Respecto de la pandemia, digamos en principio que el problema más serio está situado en lo que se conoce como AMBA, un problema no menor ya que entre pito y flauta compromete a la mitad de la población del país. Dicho esto, admitamos que la cuarentena, tan preferida por algunos funcionarios del gobierno nacional y de la provincia de Buenos Aires, ha llegado a su límite por la sencilla razón de que por este camino la cuarentena será más dañina que el coronavirus, motivo por el cual la sociedad ya no tiene ni ganas ni deseos ni recursos de seguir cumpliendo con la cuarentena permanente o con la penúltima cuarentena. Convengamos que la cuarentena como tal ya no cumple ni siquiera con los objetivos que declama y con la que se pretende legitimar. Y convengamos que no hay cuarentena posible si la sociedad decide no cumplirla o no cree más en ella o considera que entre la posibilidad remota de morir por contagio y la posibilidad cierta de morir de hambre o de tristeza, la gente razonablemente opta por correr un riesgo remoto a hundirse en un riesgo cierto. Nos guste o no (en principio no me gusta) debemos admitir que el coronavirus ha llegado a este mundo para quedarse y que deberemos acostumbrarnos a convivir con él, como de hecho la humanidad se ha habituado a convivir con los riesgos del caso con virus, bacterias y las más diversas pestes.
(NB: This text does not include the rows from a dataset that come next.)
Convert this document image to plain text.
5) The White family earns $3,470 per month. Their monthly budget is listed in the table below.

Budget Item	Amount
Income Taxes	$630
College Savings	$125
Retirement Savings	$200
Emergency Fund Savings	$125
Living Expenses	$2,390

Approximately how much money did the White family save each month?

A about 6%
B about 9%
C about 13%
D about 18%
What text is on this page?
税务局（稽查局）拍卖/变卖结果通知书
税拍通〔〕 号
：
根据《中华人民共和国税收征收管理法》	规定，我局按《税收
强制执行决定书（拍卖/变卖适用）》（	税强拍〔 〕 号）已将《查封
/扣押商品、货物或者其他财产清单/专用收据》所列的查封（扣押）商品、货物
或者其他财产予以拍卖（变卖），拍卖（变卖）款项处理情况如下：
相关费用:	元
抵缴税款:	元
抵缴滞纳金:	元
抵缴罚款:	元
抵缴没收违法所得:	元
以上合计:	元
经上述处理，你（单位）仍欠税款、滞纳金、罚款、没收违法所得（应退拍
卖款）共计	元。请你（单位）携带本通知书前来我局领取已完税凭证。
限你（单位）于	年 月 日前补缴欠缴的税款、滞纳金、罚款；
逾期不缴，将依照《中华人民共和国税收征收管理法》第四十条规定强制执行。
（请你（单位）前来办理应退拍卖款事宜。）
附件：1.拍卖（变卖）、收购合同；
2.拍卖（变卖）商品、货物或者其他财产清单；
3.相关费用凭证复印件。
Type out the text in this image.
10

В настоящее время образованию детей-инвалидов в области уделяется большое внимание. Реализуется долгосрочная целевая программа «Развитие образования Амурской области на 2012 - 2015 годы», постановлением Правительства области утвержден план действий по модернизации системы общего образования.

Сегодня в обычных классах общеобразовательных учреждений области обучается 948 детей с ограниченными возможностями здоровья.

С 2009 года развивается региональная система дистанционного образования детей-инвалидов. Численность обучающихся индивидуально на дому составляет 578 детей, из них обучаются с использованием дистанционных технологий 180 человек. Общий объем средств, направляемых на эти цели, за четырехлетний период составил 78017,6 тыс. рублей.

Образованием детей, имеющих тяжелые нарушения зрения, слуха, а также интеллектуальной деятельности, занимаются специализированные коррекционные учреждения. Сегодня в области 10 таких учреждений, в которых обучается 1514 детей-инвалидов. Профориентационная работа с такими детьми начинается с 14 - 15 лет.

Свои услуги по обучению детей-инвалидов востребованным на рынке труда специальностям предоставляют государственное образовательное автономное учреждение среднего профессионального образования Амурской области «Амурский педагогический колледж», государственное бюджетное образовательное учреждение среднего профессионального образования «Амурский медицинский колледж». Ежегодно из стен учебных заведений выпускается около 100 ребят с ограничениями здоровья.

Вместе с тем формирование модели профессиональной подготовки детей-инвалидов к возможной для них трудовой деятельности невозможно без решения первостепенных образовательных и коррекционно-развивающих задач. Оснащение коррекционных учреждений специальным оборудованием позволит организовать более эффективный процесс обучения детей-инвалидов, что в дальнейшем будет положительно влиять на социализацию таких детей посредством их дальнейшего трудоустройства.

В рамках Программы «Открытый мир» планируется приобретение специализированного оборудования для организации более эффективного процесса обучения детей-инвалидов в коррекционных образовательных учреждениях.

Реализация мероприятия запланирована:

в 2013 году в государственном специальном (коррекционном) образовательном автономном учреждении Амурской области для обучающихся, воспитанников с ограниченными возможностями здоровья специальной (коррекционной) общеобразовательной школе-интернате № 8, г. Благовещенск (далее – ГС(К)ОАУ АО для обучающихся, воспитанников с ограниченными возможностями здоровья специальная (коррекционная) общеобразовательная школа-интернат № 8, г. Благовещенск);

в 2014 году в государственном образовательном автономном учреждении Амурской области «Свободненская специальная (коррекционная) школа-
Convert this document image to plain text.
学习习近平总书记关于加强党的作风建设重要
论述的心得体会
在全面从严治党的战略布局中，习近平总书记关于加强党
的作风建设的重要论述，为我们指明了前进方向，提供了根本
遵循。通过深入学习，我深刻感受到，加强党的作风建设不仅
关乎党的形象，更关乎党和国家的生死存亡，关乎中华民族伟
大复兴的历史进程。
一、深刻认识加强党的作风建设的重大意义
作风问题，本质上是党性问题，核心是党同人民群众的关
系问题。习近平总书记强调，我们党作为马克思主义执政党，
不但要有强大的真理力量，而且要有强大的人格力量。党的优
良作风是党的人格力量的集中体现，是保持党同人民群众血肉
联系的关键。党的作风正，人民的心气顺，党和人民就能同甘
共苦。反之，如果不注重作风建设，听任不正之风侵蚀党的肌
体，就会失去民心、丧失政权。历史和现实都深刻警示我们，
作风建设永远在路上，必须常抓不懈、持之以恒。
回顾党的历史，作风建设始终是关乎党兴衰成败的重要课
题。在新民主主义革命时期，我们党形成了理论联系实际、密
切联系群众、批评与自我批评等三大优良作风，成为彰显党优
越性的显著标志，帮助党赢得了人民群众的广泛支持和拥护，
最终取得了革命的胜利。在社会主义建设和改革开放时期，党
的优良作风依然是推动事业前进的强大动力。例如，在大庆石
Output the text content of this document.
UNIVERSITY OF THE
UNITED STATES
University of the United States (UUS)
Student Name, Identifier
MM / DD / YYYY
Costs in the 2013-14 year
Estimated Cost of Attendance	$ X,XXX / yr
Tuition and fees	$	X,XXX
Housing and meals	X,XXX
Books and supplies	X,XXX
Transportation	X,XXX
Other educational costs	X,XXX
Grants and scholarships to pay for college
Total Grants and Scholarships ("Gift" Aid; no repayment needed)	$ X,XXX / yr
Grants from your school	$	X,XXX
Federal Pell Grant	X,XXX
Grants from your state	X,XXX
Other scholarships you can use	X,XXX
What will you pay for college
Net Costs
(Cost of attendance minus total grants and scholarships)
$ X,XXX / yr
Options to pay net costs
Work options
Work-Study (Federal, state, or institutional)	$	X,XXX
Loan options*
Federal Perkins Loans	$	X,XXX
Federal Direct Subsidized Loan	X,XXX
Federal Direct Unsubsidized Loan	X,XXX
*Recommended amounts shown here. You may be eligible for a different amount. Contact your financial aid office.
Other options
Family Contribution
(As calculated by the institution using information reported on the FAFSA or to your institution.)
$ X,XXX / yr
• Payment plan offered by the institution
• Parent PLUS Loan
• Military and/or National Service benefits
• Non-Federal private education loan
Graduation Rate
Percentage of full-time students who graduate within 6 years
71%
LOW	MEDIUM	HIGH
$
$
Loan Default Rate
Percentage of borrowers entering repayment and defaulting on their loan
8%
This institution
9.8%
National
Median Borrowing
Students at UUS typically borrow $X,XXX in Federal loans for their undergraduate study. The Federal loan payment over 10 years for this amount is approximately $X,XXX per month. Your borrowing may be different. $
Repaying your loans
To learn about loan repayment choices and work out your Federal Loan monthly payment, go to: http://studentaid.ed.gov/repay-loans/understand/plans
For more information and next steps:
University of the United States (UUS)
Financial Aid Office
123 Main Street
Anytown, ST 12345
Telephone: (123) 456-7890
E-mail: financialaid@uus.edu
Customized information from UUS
Habrá que cuidarse, habrá que usar barbijos por más tiempo que el deseado, habrá que seguir prendiendo velas a San Antonio para que llegue la bendita vacuna o habrá que seguir confiando en el talento de los hombres para combatir las pestes que nos acechan, pero lo que no podemos hacer es renunciar a vivir porque, como alguna vez me dijera un amigo, a la muerte la podemos postergar pero no impedir, pero lo que nunca podemos renunciar es a vivir, y me temo que los argentinos ya hemos arribado a la conclusión de que lo más parecido a la muerte en el sentido existencial y físico de la palabra, no es el coronavirus sino la cuarentena permanente.